В его страшном голосе звучало скрытое торжество, словно случившееся дало ему возможность освободиться, стряхнуть с себя что-то, правда дорогое и милое, но одновременно и чуждое; ведь, несмотря на счастье, которое он познал возле Софки, он никогда не мог быть самим собой, не мог дышать свободно, чувствуя, что и голос, и движения, и глаза, и взгляд — все это было не его, все это было ее, Софки, но прежней Софки, а не теперешней, купленной, как всякая женщина или вещь, за деньги!
— Так! — услышала Софка его восклицание, полное дикой радости и злобы, и тут же увидела его перед собой. — Ты! — кинулся он на жену, вложив в это «ты» все свое презрение, горе, страдание, обиду. Не успела прибежать свекровь, как на лицо и голову Софки обрушились тяжелые удары, и она почувствовала, что падает. Он быстро выскочил из комнаты, чтобы не избить и мать, пытавшуюся остановить его, и крикнул: — Арса!
Арса, пораженный в самое сердце этим позабытым было властным и строгим окриком покойного хозяина, в ту же минуту был перед ним.
— Что, хозяин?
— Коня и отцовские сапоги! — взвизгнул Томча и сам бросился на конюшню. Не дождавшись, чтобы оседлали коня и принесли сапоги, он вскочил на неоседланного рыжего и средь бела дня на удивление всему люду пронесся по улицам, направляясь к границе.
XXXI
Позднее Томча, смеясь над самим собой, рассказывал, что, когда он глубокой ночью мчался на своем коне прочь от дома, дорогу ему преградила река, которую он хотел перейти выше моста вброд, — а река была темная, холодная, у берегов заросшая ветвистыми вербами, — и вдруг он ясно, как днем, увидел в воде голую женщину изумительной красоты, — она купалась, расчесывала волосы и манила его к себе. Была она вылитая Софка. И чтобы не поддаться ее чарам и не вернуться назад, а главное, чтобы конь, увидев ее, со страха не шарахнулся и силой не помчал его домой, он прямо-таки лег на коня, руками зажал ему глаза и уши и впился зубами в жилы на шее под самой гривой. Разъяренный конь взвился, ринулся во всю прыть через лес, прячась от лунного света, и так домчал всадника до постоялого двора.

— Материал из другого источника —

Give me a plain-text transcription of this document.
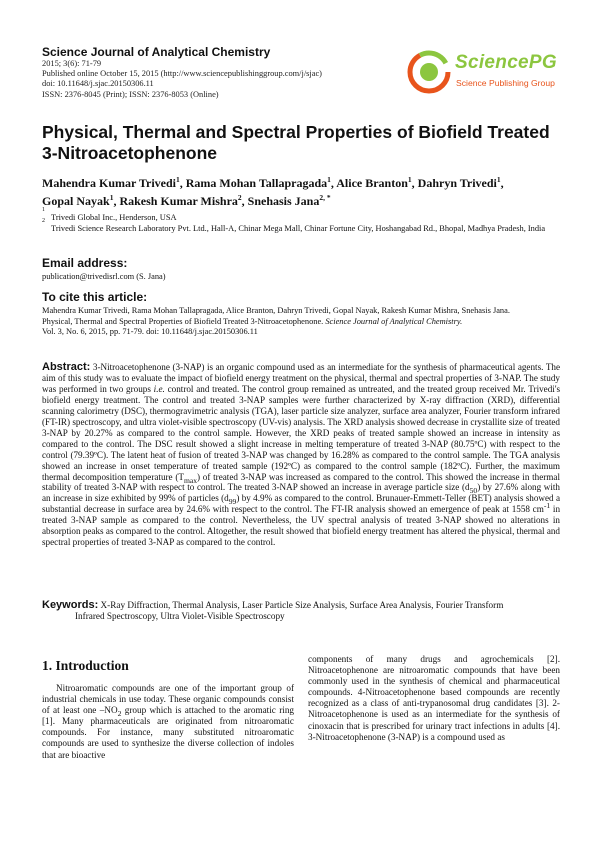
Science Journal of Analytical Chemistry
2015; 3(6): 71-79
Published online October 15, 2015 (http://www.sciencepublishinggroup.com/j/sjac)
doi: 10.11648/j.sjac.20150306.11
ISSN: 2376-8045 (Print); ISSN: 2376-8053 (Online)
SciencePG
Science Publishing Group
Physical, Thermal and Spectral Properties of Biofield Treated 3-Nitroacetophenone
Mahendra Kumar Trivedi$^1$, Rama Mohan Tallapragada$^1$, Alice Branton$^1$, Dahryn Trivedi$^1$,
Gopal Nayak$^1$, Rakesh Kumar Mishra$^2$, Snehasis Jana$^{2, *}$
1
Trivedi Global Inc., Henderson, USA
2
Trivedi Science Research Laboratory Pvt. Ltd., Hall-A, Chinar Mega Mall, Chinar Fortune City, Hoshangabad Rd., Bhopal, Madhya Pradesh, India
Email address:
publication@trivedisrl.com (S. Jana)
To cite this article:
Mahendra Kumar Trivedi, Rama Mohan Tallapragada, Alice Branton, Dahryn Trivedi, Gopal Nayak, Rakesh Kumar Mishra, Snehasis Jana.
Physical, Thermal and Spectral Properties of Biofield Treated 3-Nitroacetophenone. Science Journal of Analytical Chemistry.
Vol. 3, No. 6, 2015, pp. 71-79. doi: 10.11648/j.sjac.20150306.11
Abstract: 3-Nitroacetophenone (3-NAP) is an organic compound used as an intermediate for the synthesis of pharmaceutical agents. The aim of this study was to evaluate the impact of biofield energy treatment on the physical, thermal and spectral properties of 3-NAP. The study was performed in two groups i.e. control and treated. The control group remained as untreated, and the treated group received Mr. Trivedi's biofield energy treatment. The control and treated 3-NAP samples were further characterized by X-ray diffraction (XRD), differential scanning calorimetry (DSC), thermogravimetric analysis (TGA), laser particle size analyzer, surface area analyzer, Fourier transform infrared (FT-IR) spectroscopy, and ultra violet-visible spectroscopy (UV-vis) analysis. The XRD analysis showed decrease in crystallite size of treated 3-NAP by 20.27% as compared to the control sample. However, the XRD peaks of treated sample showed an increase in intensity as compared to the control. The DSC result showed a slight increase in melting temperature of treated 3-NAP (80.75ºC) with respect to the control (79.39ºC). The latent heat of fusion of treated 3-NAP was changed by 16.28% as compared to the control sample. The TGA analysis showed an increase in onset temperature of treated sample (192ºC) as compared to the control sample (182ºC). Further, the maximum thermal decomposition temperature $(T_{max})$ of treated 3-NAP was increased as compared to the control. This showed the increase in thermal stability of treated 3-NAP with respect to control. The treated 3-NAP showed an increase in average particle size $(d_{50})$ by 27.6% along with an increase in size exhibited by 99% of particles $(d_{99})$ by 4.9% as compared to the control. Brunauer-Emmett-Teller (BET) analysis showed a substantial decrease in surface area by 24.6% with respect to the control. The FT-IR analysis showed an emergence of peak at 1558 $cm^{-1}$ in treated 3-NAP sample as compared to the control. Nevertheless, the UV spectral analysis of treated 3-NAP showed no alterations in absorption peaks as compared to the control. Altogether, the result showed that biofield energy treatment has altered the physical, thermal and spectral properties of treated 3-NAP as compared to the control.
Keywords: X-Ray Diffraction, Thermal Analysis, Laser Particle Size Analysis, Surface Area Analysis, Fourier Transform
Infrared Spectroscopy, Ultra Violet-Visible Spectroscopy
1. Introduction
Nitroaromatic compounds are one of the important group of industrial chemicals in use today. These organic compounds consist of at least one $-NO_2$ group which is attached to the aromatic ring [1]. Many pharmaceuticals are originated from nitroaromatic compounds. For instance, many substituted nitroaromatic compounds are used to synthesize the diverse collection of indoles that are bioactive
components of many drugs and agrochemicals [2]. Nitroacetophenone are nitroaromatic compounds that have been commonly used in the synthesis of chemical and pharmaceutical compounds. 4-Nitroacetophenone based compounds are recently recognized as a class of anti-trypanosomal drug candidates [3]. 2-Nitroacetophenone is used as an intermediate for the synthesis of cinoxacin that is prescribed for urinary tract infections in adults [4]. 3-Nitroacetophenone (3-NAP) is a compound used as
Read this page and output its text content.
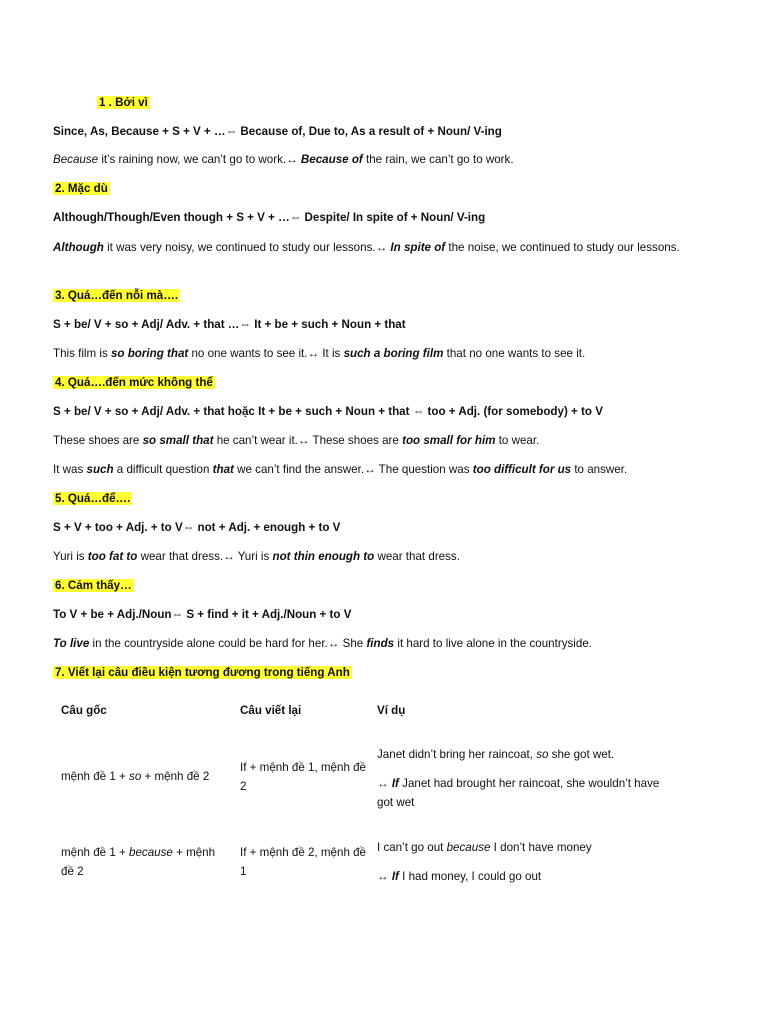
1 . Bởi vì
Since, As, Because + S + V + …⇔ Because of, Due to, As a result of + Noun/ V-ing
Because it’s raining now, we can’t go to work.↔ Because of the rain, we can’t go to work.
2. Mặc dù
Although/Though/Even though + S + V + …⇔ Despite/ In spite of + Noun/ V-ing
Although it was very noisy, we continued to study our lessons.↔ In spite of the noise, we continued to study our lessons.
3. Quá…đến nỗi mà….
S + be/ V + so + Adj/ Adv. + that …⇔ It + be + such + Noun + that
This film is so boring that no one wants to see it.↔ It is such a boring film that no one wants to see it.
4. Quá….đến mức không thể
S + be/ V + so + Adj/ Adv. + that hoặc It + be + such + Noun + that ⇔ too + Adj. (for somebody) + to V
These shoes are so small that he can’t wear it.↔ These shoes are too small for him to wear.
It was such a difficult question that we can’t find the answer.↔ The question was too difficult for us to answer.
5. Quá…để….
S + V + too + Adj. + to V⇔ not + Adj. + enough + to V
Yuri is too fat to wear that dress.↔ Yuri is not thin enough to wear that dress.
6. Cảm thấy…
To V + be + Adj./Noun⇔ S + find + it + Adj./Noun + to V
To live in the countryside alone could be hard for her.↔ She finds it hard to live alone in the countryside.
7. Viết lại câu điều kiện tương đương trong tiếng Anh
Câu gốc	Câu viết lại	Ví dụ
mệnh đề 1 + so + mệnh đề 2
If + mệnh đề 1, mệnh đề 2
Janet didn’t bring her raincoat, so she got wet.
↔ If Janet had brought her raincoat, she wouldn’t have got wet
mệnh đề 1 + because + mệnh đề 2
If + mệnh đề 2, mệnh đề 1
I can’t go out because I don’t have money
↔ If I had money, I could go out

Там Томча проверил слуг и испольщиков и, обнаружив, сколько они наворовали, всех переколотил. А они словно были и рады: новый хозяин не слабее старого, а должно, еще и посильнее.
И как запил с того дня Томча, так его трезвым больше и не видели. С помощью слуг и поденщиков он приволакивал цыганок и крестьянок; насильничал над ними и черт знает что делал. Мать напрасно наказывала ему, чтобы он немедленно возвращался, не то и она уйдет из дому. Его ответ был постоянен: честь и уважение матери; пусть ест и пьет, чего душа пожелает, ничего пусть не жалеет, не бережет, но, если еще чего от него хочет, пусть идет куда знает.